Cuando Luke Skywalker acabó con el Emperador se encontró con que le quedaba poco trabajo que hacer. Afortunadamente, la nueva república galáctica le ofreció una buena prejubilación. Pero a un hombre tan acostumbrado a las aventuras, tanto tiempo libre le comía por dentro.
Para sobreponerse, montó un negocio de ingeniería de robots y nosotros hemos contactado con su empresa para que nos envíe unos ejemplares de R2D2:
Este pequeñajo responde a nuestra voz (tiene más de 40 comandos). Hay que hablarle en inglés, así que ya tenéis de paso una manera de practicar el idioma. De todas formas, el muchacho es muy listo y se va acostumbrando a nuestra manera de chapurrear el idioma.

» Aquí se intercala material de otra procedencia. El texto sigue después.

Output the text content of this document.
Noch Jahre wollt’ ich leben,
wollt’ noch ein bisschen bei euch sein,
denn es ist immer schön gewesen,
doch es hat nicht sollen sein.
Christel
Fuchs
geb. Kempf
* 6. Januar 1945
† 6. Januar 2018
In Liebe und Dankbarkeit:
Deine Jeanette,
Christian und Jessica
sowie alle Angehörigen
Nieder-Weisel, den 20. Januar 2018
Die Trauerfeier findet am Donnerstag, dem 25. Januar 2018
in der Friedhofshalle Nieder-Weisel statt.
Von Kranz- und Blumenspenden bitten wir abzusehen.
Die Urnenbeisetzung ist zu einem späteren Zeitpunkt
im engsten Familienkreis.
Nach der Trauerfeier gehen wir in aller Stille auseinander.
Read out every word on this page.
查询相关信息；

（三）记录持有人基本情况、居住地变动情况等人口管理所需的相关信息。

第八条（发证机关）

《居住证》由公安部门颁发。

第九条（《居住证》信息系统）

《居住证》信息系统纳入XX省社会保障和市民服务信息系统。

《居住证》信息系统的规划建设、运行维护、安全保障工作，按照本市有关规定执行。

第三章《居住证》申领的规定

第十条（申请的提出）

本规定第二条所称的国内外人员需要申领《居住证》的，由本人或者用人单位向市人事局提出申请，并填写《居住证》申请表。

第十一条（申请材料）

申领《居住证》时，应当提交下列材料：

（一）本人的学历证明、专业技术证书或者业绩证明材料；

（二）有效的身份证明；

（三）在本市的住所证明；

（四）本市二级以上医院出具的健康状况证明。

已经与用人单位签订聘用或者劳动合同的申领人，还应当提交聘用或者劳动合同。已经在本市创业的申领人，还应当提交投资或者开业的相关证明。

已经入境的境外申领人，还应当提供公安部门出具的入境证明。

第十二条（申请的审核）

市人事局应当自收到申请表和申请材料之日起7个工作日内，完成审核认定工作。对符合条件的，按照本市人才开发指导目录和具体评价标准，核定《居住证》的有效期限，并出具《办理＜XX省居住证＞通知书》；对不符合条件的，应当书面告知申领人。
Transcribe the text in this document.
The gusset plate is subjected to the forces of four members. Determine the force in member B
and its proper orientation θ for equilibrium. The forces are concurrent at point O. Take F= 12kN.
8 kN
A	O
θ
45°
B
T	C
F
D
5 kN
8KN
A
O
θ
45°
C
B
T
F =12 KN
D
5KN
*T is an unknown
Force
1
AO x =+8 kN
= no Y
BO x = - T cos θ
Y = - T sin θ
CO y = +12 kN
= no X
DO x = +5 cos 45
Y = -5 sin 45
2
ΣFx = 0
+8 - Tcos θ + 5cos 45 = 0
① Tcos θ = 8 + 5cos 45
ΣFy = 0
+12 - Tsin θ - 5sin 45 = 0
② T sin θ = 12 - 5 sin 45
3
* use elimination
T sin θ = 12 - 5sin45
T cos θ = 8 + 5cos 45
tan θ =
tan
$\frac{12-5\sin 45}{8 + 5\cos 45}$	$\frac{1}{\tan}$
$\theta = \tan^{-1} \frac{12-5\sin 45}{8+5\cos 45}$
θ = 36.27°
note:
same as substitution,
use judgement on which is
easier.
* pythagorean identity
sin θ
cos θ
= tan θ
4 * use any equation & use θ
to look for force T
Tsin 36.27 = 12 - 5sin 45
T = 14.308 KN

Eso sí, al igual que en la película, es un “pequeño cascarrabias”, y un cabezota. Conoceremos su estado de ánimo según el color de una de sus luces y los sonidos tan característicos que emite (y cuando está enfadado se pone rebelde y no quiere obedecer). ¡Tendremos que encontrar nuestros truquitos para levantarle el ánimo!
Tiene sensores de ultrasonidos, infrarrojos y térmicos, con lo que podremos jugar con él a diversos juegos, como el escondite. También le podemos poner a bailar… unos días más alegremente y otros menos (Luke dice que para el próximo modelo les está enseñando la danza del vientre).
Y como puede memorizar recorridos y unas pinzas en las que cabe una lata, hay quien lo tiene de servicio doméstico, trayendo latas de la cocina, con su delantal de bordaditos y todo.
Vamos… ¡toda una maravilla y privilegio tecnológico que nos acerca a ese “Galaxia muy lejana…” ! El pobre Luke está que no da a vasto con su empresa… ¡y eso que ya no tiene edad para tanto estrés!